CHICAGO — A federal judge said he won't cut a class action brought by a barbershop, hairdressing school and salon against their insurer, in which they claim they and many other businesses who made alterations to their businesses and operations in response to COVID-19 restrictions are owed coverage for their losses.
Legacy Sports Barbershop and Legacy Barber Academy, of Virginia Beach, Va., and Panach, an upscale salon in Santa Monica, Calif., signed their names to a class action lawsuit against Continental Casualty Company in federal court in Chicago, alleging the insurer improperly rejected claims under several policy provisions, including business income, extra expense and civil authority.
Continental moved to dismiss the plaintiffs’ complaint, arguing the properties in question suffered no physical loss or damage. In an opinion issued June 1, U.S. District Judge Charles Kocoras denied that request to toss the action.
Unlike earlier instances where insurers were able to avoid COVID-related lawsuits, because the virus didn’t directly affect the insured businesses, Kocoras wrote the plaintiffs here “have alleged the requisite physical damage and alteration.”
“We believe a plaintiff needs to allege that their property underwent a ‘distinct, demonstrable, physical alteration’ as the result of COVID-19,” Kocorwas wrote. He acknowledged a granted motion to dismiss in a 2020 lawsuit, Bradley Hotel Corp. v. Aspen Specialty Insurance, and said the plaintiff there “only alleged the loss of use of their property.”
But the plaintiffs challenging Continental, he continued, alleged COVID-19 was actually present on their properties and, as a result, “they needed to build a new outdoor patio, install social distancing barriers and germ sanitation stations, and remove workstations in order to promote proper social distancing. Thus, we believe that plaintiffs have sufficiently alleged that the Properties underwent a ‘distinct, demonstrable, physical alteration’ and therefore suffered ‘physical loss of or damage to’ the properties.”
The plaintiffs also argued the presence of COVID-19 at other properties is what caused shutdown orders from governors, that kept them from accessing their own businesses.
Continental further contended any losses ascribed to coronavirus are excluded from coverage. Kocoras again said this case differed from earlier rulings that favored insurers, because those policies “involved unequivocal virus exclusions.”
The policies at issue in this matter, however, do not have language that is “clear, sweeping and all-encompassing,” Kocoras wrote. “The policies do not specifically exclude from coverage damage caused by viruses, but instead exclude from coverage damage caused by the ‘presence, growth, proliferation, spread or any activity of ‘fungi,’ wet or dry rot, or ‘microbes.’ ”
Although the policy operates under a definition of microbes as “any non-fungal micro-organism or non-fungal, colony-form organism that causes infection or disease,” the exclusion says “ ‘microbe’ does not mean microbes that were transmitted directly from person to person.”

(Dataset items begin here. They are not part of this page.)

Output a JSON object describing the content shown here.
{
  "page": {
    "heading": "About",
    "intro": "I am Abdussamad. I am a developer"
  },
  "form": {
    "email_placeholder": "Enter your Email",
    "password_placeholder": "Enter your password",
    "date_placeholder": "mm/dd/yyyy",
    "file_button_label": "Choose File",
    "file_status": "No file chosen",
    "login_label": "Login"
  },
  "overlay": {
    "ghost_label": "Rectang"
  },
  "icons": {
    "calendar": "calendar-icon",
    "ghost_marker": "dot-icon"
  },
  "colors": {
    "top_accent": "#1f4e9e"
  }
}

With that ambiguity present, Kocoras wrote, it isn’t clear “whether ‘microbe’ as defined under the policies includes a virus such as SARS-CoV-2 because that virus, of course, can spread from person to person. We therefore do not believe Continental has established that the claims are excluded from coverage at this stage.”
Kocoras emphasized his ruling only means the plaintiffs’ pleadings were sufficient to let the case proceed to discovery, which “will shed light on the merits of plaintiffs’ allegations, including the nature and extent of COVID-19 on their premises.”
Kocoras gave Continental 21 days to respond to the complaint.
The businesses are represented in the action by attorney Adam J. Levitt, of the firm of DiCello Levitt Gutzler LLC, of Chicago.
Contiental is defended by attorneys Brent R. Austin, Michael L. McCluggage and others with the firm of Eimer Stahl LLP, of Chicago.